Aradan 2-3 ay daha geçmişti, bir hevesle Zeynep benim yanıma geldi.
-Zeynep: Abi, bak ne oldu, bak ne oldu!
-Ne oldu, kızım?
-Zeynep: Bak, takipçi sayıma!
Zeynep'in takipçi sayısı 3.000 olmuştu.
-Ne yaptın lan, bot mu attırdın hesaba yoksa?
-Zeynep: Yaaa, sen öyle san abi, bir de "bir bok olmaz" diyordun. Senden bak, gör, nasılda takip ediyorlar, kardeşini, kardeşin ünlü oldu, ünlü!
-3.000 kişi ile mi ünlü oldun? diyip daha çok kahkaha atıyordum.
-Zeynep: Gül sen, gül! Bu hesap 30.000 olunca göreceğim ben seni!
Uygulamalardan az çok anladığım için 3.000 sayısının yarısının boş olduğunu, diğer yarısının da zaten boş insan olduğunu bildiğim için çok kafaya takmadım. O sırada eve annem geldi, Zeynep koşarak annemin yanına gitti.
-Zeynep: Anne, anne, koş gel!
-Annem: Ne oldu, kızım?
-Zeynep: Seninle çektiğimiz video var ya, kanalda en çok izlenen video oldu!
-Annem: Hadi ya!
-Zeynep: Aynen, anne, gel seninle bir video daha çekelim!

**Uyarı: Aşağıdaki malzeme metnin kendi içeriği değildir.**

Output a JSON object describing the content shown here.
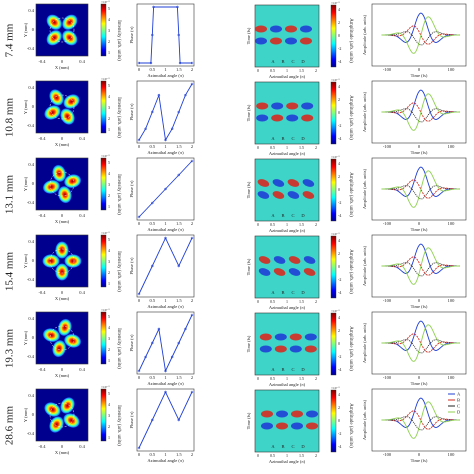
{
  "figure": {
    "row_labels": [
      "7.4 mm",
      "10.8 mm",
      "13.1 mm",
      "15.4 mm",
      "19.3 mm",
      "28.6 mm"
    ],
    "colorbar_labels": {
      "intensity": "Intensity (arb. units)",
      "amplitude": "Amplitude (arb. units)"
    },
    "colorbar_exponent": "×10⁻³",
    "colors": {
      "blue": "#1f3fd6",
      "red": "#d62a1f",
      "green": "#8fd14f",
      "dark": "#222222"
    }
  },
  "chart_data": [
    {
      "type": "heatmap",
      "panel": "intensity",
      "xlabel": "X (mm)",
      "ylabel": "Y (mm)",
      "x_ticks": [
        "-0.4",
        "0",
        "0.4"
      ],
      "y_ticks": [
        "0.4",
        "0",
        "-0.4"
      ],
      "colorbar_ticks": [
        "5",
        "4",
        "3",
        "2",
        "1"
      ]
    },
    {
      "type": "line",
      "panel": "phase",
      "xlabel": "Azimuthal angle (π)",
      "ylabel": "Phase (π)",
      "x_ticks": [
        "0",
        "0.5",
        "1",
        "1.5",
        "2"
      ],
      "xlim": [
        0,
        2
      ],
      "ylim": [
        -1,
        1
      ],
      "series": [
        {
          "row": "7.4 mm",
          "x": [
            0,
            0.45,
            0.5,
            0.55,
            1.45,
            1.5,
            1.55,
            2
          ],
          "y": [
            -1,
            -1,
            0,
            1,
            1,
            0,
            -1,
            -1
          ]
        },
        {
          "row": "10.8 mm",
          "x": [
            0,
            0.25,
            0.5,
            0.75,
            1,
            1.25,
            1.5,
            1.75,
            2
          ],
          "y": [
            -1,
            -0.6,
            0,
            0.6,
            -1,
            -0.6,
            0,
            0.6,
            1
          ]
        },
        {
          "row": "13.1 mm",
          "x": [
            0,
            0.5,
            1,
            1.5,
            2
          ],
          "y": [
            -1,
            -0.5,
            0,
            0.5,
            1
          ]
        },
        {
          "row": "15.4 mm",
          "x": [
            0,
            0.5,
            1,
            1.5,
            2
          ],
          "y": [
            -1,
            0,
            1,
            0,
            1
          ]
        },
        {
          "row": "19.3 mm",
          "x": [
            0,
            0.25,
            0.5,
            0.75,
            1,
            1.25,
            1.5,
            1.75,
            2
          ],
          "y": [
            -1,
            -0.5,
            0,
            0.5,
            -1,
            -0.5,
            0,
            0.5,
            1
          ]
        },
        {
          "row": "28.6 mm",
          "x": [
            0,
            0.5,
            1,
            1.5,
            2
          ],
          "y": [
            -1,
            0,
            1,
            0,
            1
          ]
        }
      ]
    },
    {
      "type": "heatmap",
      "panel": "amplitude",
      "xlabel": "Azimuthal angle (π)",
      "ylabel": "Time (fs)",
      "x_ticks": [
        "0",
        "0.5",
        "1",
        "1.5",
        "2"
      ],
      "point_labels": [
        "A",
        "B",
        "C",
        "D"
      ],
      "colorbar_ticks": [
        "4",
        "2",
        "0",
        "-2",
        "-4"
      ]
    },
    {
      "type": "line",
      "panel": "amplitude-time",
      "xlabel": "Time (fs)",
      "ylabel": "Amplitude (arb. units)",
      "legend": [
        "A",
        "B",
        "C",
        "D"
      ],
      "x_ticks": [
        "-100",
        "0",
        "100"
      ],
      "xlim": [
        -100,
        100
      ]
    }
  ]
}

-Annem: Dur, kızım, bir üstümü değiştireyim.
Ben bu olanları diğer odadan duyuyordum, odadan seslenerek:
Zeynep, baktın kendin ünlü olamayacaksın, annemimi kullanıyorsun sen, var ya, sen az değilsin! Artık senden her şeyi beklerim, şikeci seni, bir de ünlü olacakmış, dikkat et, senden önce annem ünlü olmasın! diyerek dalga geçmeye devam ediyordum.